The University of Ottawa Press won the highly regarded Professional and Scholarly Publishing Division of the Association of American Publishers (PROSE) award for publication in literature.
The deciding work was The Collected Poems of Miriam Waddington, edited by professor Ruth Panofsky of Ryerson University. Panofsky brought Waddington’s work back to print for the first time since 1986, along with previously unpublished poems and translations.
The award is often given to Ivy League-affiliated publishing houses such as the Harvard University Press, Columbia University Press, and Princeton University Press.
“We were all thrilled. You should have heard us in the office, it was total mayhem,” said U of O Press director Lara Mainville. “We’re all thrilled for Ruth.”
Mainville said she has not seen an achievement with that level of grandeur in her three years at the university.
She said what made the book so distinctive and award worthy was its controversial tone and play on the female experience. According to the submission statement the publisher sent to PROSE, “Waddington’s poetry has not received the critical attention it warrants.”
Waddington was the first Jewish-Canadian woman to publish poetry in English, while also playing a significant role in modernist Canadian poetry. The collection features poems on intoxicating love, marriage, and motherhood, on dealing with the death of her ex-husband, and on growing old.

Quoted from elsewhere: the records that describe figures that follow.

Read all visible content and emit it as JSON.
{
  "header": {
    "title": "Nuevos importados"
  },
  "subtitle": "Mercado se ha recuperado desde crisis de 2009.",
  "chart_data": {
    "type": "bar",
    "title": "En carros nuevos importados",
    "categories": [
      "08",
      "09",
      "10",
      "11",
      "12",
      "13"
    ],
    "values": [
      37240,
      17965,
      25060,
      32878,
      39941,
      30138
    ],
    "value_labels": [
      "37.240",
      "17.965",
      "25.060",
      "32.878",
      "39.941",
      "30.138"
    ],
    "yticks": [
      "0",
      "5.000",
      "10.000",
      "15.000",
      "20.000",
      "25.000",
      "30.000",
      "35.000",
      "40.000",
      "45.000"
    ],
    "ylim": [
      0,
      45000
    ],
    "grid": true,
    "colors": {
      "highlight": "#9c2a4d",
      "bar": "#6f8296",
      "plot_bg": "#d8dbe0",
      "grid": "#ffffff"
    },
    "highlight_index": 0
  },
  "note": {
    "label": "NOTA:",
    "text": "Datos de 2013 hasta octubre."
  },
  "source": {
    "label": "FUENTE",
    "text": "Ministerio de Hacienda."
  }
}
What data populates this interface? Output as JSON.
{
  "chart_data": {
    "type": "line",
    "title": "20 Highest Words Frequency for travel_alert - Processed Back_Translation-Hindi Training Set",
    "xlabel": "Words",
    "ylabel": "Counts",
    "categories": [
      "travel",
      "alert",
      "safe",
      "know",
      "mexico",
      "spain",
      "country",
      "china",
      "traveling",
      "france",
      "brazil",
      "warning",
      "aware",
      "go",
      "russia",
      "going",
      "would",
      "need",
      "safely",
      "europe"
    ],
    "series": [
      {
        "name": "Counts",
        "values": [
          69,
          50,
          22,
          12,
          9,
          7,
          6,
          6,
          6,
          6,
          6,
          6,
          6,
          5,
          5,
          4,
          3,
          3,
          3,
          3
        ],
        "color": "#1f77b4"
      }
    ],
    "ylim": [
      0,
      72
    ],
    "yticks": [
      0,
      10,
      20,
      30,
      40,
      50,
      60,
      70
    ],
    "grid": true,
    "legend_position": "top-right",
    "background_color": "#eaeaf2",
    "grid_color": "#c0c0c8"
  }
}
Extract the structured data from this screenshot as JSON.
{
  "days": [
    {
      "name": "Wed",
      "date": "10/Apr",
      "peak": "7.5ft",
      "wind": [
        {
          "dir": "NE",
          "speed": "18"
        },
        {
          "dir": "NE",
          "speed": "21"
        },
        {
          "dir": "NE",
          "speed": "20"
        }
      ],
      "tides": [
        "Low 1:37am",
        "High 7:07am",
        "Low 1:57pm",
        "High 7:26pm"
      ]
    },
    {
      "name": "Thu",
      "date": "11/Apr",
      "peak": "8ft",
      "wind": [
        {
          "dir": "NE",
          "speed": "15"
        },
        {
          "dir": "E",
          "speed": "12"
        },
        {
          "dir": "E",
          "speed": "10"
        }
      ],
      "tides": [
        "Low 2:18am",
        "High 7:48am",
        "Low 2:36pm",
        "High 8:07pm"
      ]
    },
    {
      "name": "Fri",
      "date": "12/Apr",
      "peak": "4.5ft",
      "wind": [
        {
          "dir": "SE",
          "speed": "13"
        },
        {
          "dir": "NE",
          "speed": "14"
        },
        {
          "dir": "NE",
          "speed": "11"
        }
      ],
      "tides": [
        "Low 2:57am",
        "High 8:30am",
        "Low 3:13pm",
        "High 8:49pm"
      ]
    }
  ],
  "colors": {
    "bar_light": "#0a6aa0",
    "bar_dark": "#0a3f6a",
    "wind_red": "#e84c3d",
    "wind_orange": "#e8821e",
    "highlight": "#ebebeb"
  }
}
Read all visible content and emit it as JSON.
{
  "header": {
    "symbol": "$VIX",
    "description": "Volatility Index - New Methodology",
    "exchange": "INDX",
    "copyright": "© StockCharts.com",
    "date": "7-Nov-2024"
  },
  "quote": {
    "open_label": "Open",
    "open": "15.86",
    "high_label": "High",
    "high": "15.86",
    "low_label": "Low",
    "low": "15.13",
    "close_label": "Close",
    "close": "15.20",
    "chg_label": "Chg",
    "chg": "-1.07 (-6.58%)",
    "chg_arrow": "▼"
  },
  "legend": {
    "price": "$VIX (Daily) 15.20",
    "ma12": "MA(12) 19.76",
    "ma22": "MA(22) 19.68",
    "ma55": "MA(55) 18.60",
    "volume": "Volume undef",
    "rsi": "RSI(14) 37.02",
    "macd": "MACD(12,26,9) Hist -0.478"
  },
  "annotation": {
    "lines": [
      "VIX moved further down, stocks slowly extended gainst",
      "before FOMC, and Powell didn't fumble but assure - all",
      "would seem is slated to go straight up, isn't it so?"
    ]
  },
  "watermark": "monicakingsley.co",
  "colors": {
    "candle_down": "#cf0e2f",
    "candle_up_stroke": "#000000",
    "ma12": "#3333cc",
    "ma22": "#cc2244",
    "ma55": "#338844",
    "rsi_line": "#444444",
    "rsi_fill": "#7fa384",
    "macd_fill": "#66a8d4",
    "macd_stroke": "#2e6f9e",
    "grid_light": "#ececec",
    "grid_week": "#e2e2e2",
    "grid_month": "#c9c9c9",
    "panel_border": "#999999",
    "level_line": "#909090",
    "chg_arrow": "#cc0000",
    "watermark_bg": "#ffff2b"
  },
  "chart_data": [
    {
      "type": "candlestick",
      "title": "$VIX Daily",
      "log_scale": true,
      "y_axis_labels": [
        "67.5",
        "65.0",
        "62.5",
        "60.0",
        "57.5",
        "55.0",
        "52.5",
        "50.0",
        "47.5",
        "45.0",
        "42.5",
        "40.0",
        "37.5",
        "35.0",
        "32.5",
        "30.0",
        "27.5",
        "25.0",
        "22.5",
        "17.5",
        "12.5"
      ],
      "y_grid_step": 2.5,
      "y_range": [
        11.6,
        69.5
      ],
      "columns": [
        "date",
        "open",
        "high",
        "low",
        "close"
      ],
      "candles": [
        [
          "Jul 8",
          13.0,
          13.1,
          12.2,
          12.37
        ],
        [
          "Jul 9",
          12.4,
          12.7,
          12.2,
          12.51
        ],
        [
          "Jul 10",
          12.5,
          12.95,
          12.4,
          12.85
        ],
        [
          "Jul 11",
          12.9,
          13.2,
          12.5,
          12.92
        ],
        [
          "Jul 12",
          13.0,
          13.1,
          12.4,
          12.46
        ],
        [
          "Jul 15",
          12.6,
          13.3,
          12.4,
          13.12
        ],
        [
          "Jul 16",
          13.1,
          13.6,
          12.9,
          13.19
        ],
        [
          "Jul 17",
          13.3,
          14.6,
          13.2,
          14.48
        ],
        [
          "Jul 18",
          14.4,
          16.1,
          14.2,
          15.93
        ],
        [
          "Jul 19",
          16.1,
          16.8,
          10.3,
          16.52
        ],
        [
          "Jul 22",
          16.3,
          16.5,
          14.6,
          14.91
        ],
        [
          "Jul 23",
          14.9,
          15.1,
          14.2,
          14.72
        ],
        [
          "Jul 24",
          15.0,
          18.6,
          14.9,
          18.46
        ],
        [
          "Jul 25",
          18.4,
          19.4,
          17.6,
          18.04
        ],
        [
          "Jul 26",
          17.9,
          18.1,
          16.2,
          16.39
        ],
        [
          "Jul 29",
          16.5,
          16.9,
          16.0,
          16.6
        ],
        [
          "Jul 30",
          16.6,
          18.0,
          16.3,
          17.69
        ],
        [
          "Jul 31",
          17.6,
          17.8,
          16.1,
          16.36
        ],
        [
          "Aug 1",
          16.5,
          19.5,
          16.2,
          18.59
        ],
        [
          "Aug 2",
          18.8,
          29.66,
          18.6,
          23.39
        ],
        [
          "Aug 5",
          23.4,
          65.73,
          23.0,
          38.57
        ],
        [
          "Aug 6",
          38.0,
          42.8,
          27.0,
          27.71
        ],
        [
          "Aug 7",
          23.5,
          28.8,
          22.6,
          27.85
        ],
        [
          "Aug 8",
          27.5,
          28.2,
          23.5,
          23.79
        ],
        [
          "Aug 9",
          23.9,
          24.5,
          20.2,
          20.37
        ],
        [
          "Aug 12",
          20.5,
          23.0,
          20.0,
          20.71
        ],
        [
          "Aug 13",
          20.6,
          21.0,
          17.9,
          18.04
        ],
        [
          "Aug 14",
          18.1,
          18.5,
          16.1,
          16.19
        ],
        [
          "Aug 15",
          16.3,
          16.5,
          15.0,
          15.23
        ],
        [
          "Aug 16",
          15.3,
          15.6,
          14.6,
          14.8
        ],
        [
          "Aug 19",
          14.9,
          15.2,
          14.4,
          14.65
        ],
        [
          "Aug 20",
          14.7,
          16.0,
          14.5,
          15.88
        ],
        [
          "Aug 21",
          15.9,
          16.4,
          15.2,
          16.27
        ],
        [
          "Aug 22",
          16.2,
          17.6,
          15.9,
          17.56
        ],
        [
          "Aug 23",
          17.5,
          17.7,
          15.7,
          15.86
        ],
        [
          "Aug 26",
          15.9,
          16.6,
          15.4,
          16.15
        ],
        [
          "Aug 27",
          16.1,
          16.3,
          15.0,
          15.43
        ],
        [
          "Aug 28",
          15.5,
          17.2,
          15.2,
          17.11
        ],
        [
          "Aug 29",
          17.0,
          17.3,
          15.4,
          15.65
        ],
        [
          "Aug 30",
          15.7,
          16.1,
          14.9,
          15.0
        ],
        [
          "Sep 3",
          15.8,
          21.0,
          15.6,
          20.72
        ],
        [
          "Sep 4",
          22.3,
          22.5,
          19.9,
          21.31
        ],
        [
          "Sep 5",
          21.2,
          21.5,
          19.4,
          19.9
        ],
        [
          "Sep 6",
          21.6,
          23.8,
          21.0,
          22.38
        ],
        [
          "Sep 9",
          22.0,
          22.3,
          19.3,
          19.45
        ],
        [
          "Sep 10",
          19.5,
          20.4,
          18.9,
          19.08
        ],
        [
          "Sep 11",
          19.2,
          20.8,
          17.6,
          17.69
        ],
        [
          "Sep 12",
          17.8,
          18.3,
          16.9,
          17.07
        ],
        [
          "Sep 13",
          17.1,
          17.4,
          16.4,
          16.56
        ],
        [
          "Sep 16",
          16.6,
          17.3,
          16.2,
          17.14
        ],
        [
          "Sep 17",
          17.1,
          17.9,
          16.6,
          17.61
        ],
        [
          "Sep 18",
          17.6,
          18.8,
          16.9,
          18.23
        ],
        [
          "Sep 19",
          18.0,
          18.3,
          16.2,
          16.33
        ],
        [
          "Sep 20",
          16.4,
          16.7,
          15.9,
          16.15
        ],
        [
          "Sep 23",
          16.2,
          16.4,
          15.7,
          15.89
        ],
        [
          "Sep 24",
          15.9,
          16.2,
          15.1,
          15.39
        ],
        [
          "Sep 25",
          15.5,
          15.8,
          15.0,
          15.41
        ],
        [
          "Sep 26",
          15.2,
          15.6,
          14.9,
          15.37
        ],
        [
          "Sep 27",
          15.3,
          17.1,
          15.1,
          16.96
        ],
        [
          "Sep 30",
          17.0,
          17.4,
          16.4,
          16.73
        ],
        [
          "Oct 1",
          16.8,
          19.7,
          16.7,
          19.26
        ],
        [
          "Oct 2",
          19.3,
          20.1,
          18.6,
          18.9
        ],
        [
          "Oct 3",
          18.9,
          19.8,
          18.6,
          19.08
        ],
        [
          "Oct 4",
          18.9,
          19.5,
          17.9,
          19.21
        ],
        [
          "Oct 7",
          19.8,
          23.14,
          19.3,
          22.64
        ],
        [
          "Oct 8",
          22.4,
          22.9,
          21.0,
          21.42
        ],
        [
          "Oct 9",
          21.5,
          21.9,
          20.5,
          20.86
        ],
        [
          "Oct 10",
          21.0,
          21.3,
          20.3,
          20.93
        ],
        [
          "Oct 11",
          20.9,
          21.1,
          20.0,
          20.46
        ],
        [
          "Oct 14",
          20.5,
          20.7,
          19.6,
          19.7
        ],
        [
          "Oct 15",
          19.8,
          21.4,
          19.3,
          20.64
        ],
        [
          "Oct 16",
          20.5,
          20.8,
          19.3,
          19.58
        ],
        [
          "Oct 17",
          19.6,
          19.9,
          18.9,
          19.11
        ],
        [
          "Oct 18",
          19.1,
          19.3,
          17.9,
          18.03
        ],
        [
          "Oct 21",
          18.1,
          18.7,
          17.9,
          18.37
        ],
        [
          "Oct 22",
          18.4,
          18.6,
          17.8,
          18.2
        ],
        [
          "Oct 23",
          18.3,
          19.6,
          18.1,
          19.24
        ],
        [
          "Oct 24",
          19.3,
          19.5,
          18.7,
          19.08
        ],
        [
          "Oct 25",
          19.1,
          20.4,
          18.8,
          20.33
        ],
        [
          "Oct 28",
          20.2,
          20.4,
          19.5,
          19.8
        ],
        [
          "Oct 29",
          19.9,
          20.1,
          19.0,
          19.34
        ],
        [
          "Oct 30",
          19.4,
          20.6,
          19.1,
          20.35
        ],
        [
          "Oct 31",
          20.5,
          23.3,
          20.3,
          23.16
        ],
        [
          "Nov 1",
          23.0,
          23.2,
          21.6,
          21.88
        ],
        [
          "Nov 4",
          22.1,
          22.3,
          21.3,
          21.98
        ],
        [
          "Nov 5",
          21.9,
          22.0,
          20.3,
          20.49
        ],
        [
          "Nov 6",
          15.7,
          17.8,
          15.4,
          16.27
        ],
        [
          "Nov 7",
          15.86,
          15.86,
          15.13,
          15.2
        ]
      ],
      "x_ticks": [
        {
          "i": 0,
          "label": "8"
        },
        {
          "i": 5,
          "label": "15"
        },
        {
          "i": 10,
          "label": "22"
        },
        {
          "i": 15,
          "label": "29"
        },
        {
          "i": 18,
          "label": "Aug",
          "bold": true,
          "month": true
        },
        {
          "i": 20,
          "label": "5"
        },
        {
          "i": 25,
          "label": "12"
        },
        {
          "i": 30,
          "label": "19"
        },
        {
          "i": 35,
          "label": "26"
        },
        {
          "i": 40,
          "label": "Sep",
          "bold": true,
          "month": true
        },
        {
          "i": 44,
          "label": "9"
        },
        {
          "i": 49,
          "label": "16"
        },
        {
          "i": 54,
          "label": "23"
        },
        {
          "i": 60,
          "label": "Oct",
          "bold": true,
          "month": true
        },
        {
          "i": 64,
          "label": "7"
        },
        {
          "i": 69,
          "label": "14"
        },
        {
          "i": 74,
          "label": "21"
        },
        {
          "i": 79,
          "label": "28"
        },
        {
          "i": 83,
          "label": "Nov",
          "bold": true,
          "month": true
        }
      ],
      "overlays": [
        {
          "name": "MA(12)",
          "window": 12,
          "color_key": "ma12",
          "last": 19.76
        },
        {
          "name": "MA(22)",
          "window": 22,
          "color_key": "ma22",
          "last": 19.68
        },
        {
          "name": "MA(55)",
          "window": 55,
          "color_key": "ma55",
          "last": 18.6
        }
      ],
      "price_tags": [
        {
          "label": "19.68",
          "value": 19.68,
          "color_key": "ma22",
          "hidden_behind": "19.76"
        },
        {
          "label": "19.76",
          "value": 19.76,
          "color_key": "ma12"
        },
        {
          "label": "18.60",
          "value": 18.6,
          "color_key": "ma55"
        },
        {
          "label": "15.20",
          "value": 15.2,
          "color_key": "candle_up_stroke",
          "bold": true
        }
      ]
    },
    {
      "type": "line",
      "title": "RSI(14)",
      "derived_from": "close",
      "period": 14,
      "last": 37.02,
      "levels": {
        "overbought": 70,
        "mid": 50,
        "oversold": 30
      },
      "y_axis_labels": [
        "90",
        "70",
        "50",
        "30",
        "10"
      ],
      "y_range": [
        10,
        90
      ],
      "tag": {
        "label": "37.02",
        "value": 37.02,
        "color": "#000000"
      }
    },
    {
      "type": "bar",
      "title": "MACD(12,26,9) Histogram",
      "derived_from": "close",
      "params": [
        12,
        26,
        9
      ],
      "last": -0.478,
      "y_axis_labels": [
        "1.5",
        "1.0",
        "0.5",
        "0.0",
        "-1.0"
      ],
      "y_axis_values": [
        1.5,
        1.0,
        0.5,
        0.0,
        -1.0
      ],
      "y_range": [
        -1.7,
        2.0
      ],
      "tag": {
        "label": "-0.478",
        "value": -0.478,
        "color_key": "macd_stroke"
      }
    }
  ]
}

Panofsky is a professor of English and specializes in Canadian literature and culture. Mainville says the reason why she chose to edit Waddington’s book at the U of O Press was because of its reputation and extensive Canadian collection.
“It’s a darn good collection,” said Mainville. She also gave credit to the tremendous help of the Canadian literature series editor Dean Irvine, who she said whipped the stories into even better shape by giving encouraging feedback.
“He’s been doing an amazing job developing the series,” said Mainville. “Of course, it’s always a team effort.”